Financial Summary - For the period 1 July to 30 September 2014
- Underlying Loss before tax of $45.0 million, an improvement of 18.3% on Q1 FY14
- Statutory loss after tax of $59.1 million
- Group Yield in line with Q1 FY14, with positive Domestic Yield growth
- Underlying CASK growth of below 1%
- Revenue increased 1.3% on Q1 FY14
17 October 2014: Virgin Australia today reported an Underlying Loss Before Tax of $45.0 million for the first quarter of the 2015 financial year, representing an 18.3 per cent improvement over the prior corresponding period. The first quarter is traditionally a seasonally weaker period for Virgin Australia.
Revenue increased 1.3 per cent on the prior corresponding period. Notwithstanding the growth in high yielding passengers, the continued weakness in leisure demand resulted in Group Yield in line with prior year. Revenue Load Factors for the first quarter were slightly lower compared to the 2014 financial year.
The business incurred restructuring charges of $8.2 million and hedging ineffectiveness costs of $14.3 million, reflecting the realisation of gains recognised in prior periods. Underlying Cost per Available Seat Kilometre (CASK) increased by less than 1 per cent, delivered on the back of strong cost programs implemented during the quarter.
Available Seats on Virgin Australia’s domestic operation increased 0.5 per cent on the prior period.
The underlying result excludes Virgin Australia’s share of equity accounted losses of Tigerair Australia amounting to $11.6 million for the first quarter, up from $9.7 million in the prior corresponding period as a result of ongoing subdued consumer sentiment. Available Seats on Tigerair Australia increased 4.5 per cent and Revenue Load Factor increased marginally by 0.5 percentage points on the prior corresponding period.
Virgin Australia Chief Financial Officer Sankar Narayan said: “The results reflect an improved performance compared to the prior corresponding quarter, despite ongoing weak consumer sentiment. It is also important to note that the first quarter of the year is traditionally a weaker demand period compared to the second quarter.
“While the leisure segment has remained subdued, we have delivered further growth in the Corporate and Government segment. We have also demonstrated good progress on containing costs, continuing the downward trend in underlying CASK growth established over the calendar year. We are yet to fully realise the benefits of the changes that have been made to date under the cost program, with further benefits expected in the financial year ahead.
“Tigerair Australia performance for the quarter was impacted by weak consumer sentiment which has a more pronounced impact on low cost carriers, with earnings impacted by aligning capacity with underlying demand.
“As of 30 September 2014, forward intakes for Virgin Australia were up more than 3 per cent on this time last year”, Mr Narayan said.

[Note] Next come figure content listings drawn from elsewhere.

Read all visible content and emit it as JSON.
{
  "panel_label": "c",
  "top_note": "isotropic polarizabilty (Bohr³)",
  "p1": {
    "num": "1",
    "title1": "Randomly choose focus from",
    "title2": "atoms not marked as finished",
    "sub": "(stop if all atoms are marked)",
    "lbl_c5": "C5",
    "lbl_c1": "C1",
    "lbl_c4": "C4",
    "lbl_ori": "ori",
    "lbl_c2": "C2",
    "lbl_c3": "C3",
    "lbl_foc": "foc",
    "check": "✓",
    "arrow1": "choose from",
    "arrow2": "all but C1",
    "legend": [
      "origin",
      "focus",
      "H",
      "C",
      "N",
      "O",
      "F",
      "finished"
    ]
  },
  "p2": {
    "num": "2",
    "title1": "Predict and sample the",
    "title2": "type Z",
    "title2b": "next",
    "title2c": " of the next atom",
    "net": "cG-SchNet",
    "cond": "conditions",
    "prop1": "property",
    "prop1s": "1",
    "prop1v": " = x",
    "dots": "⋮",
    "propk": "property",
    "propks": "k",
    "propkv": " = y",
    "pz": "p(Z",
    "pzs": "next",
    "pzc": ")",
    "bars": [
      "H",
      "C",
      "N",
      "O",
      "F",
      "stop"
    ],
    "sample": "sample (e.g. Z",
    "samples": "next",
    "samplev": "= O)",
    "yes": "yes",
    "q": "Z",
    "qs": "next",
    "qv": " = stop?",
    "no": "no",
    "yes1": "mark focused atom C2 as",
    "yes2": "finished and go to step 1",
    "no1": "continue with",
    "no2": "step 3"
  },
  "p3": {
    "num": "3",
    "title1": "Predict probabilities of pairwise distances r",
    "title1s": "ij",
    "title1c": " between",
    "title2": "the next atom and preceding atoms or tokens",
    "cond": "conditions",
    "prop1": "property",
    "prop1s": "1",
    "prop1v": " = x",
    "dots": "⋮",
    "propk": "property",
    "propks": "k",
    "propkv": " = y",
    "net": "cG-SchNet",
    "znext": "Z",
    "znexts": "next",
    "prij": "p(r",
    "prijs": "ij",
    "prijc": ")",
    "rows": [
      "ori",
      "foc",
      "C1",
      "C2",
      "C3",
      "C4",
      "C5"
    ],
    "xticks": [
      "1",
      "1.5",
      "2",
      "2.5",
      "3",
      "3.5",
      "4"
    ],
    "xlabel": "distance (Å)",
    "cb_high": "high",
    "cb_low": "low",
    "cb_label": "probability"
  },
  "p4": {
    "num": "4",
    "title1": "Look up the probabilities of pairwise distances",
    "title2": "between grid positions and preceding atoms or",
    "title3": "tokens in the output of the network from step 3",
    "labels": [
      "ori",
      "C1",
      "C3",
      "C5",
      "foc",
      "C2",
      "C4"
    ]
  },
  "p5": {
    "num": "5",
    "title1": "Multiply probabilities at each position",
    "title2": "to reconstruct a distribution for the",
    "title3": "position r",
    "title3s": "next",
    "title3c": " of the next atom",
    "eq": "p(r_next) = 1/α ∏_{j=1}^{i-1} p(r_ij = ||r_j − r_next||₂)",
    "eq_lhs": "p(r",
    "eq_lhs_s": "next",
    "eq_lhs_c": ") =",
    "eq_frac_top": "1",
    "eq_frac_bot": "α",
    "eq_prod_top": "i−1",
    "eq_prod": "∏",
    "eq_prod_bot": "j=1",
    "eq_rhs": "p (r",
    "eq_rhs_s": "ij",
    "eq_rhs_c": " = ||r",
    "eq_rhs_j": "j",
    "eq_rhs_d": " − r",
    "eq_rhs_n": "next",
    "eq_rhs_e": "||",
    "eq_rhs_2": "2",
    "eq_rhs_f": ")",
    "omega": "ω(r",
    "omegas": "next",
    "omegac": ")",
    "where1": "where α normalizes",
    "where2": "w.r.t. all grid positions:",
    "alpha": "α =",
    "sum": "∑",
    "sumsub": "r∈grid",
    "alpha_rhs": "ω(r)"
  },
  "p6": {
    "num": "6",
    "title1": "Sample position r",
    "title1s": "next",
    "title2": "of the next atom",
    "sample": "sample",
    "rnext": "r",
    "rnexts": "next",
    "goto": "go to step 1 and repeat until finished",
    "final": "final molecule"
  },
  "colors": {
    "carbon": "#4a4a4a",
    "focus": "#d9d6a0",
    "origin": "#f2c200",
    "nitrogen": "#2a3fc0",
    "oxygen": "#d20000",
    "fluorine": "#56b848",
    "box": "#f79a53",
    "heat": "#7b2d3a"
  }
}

Underlying loss before tax: is a non-statutory measure that represents statutory loss before tax excluding restructuring costs, share of equity accounted losses and the impact of hedging and financial instruments (as defined below). This is a non-statutory measure used by Management and VAH’s Board as a measure to assess the financial performance of VAH.
Virgin Australia reassessed its accounting policy for major maintenance of leased aircraft on 30 June 2014 along with early adoption of AASB 9 Financial Instruments from 1 July 2014. These changes in accounting policy have resulted in the 2014 financial year comparatives to be restated where appropriate.
Group Yield: is a non-statutory measure of revenue divided by Revenue Passenger Kilometres. Revenue excludes charter, freight and loyalty related revenue.
Underlying CASK: Underlying cost per available seat kilometre (CASK) is a non-statutory measure derived from consolidated segment revenue less consolidated segment EBIT excluding time value movement and unrealised ineffectiveness, charter business and non-Regular Passenger Transport costs divided by Available Seat Kilometres of the Regular Passenger Transport business.
Hedging and Financial Instruments: Hedging and Financial instruments is a non-statutory measure that includes unrealised ineffectiveness on cash flow hedges and non-designated derivatives and time value movements on cash flow hedges.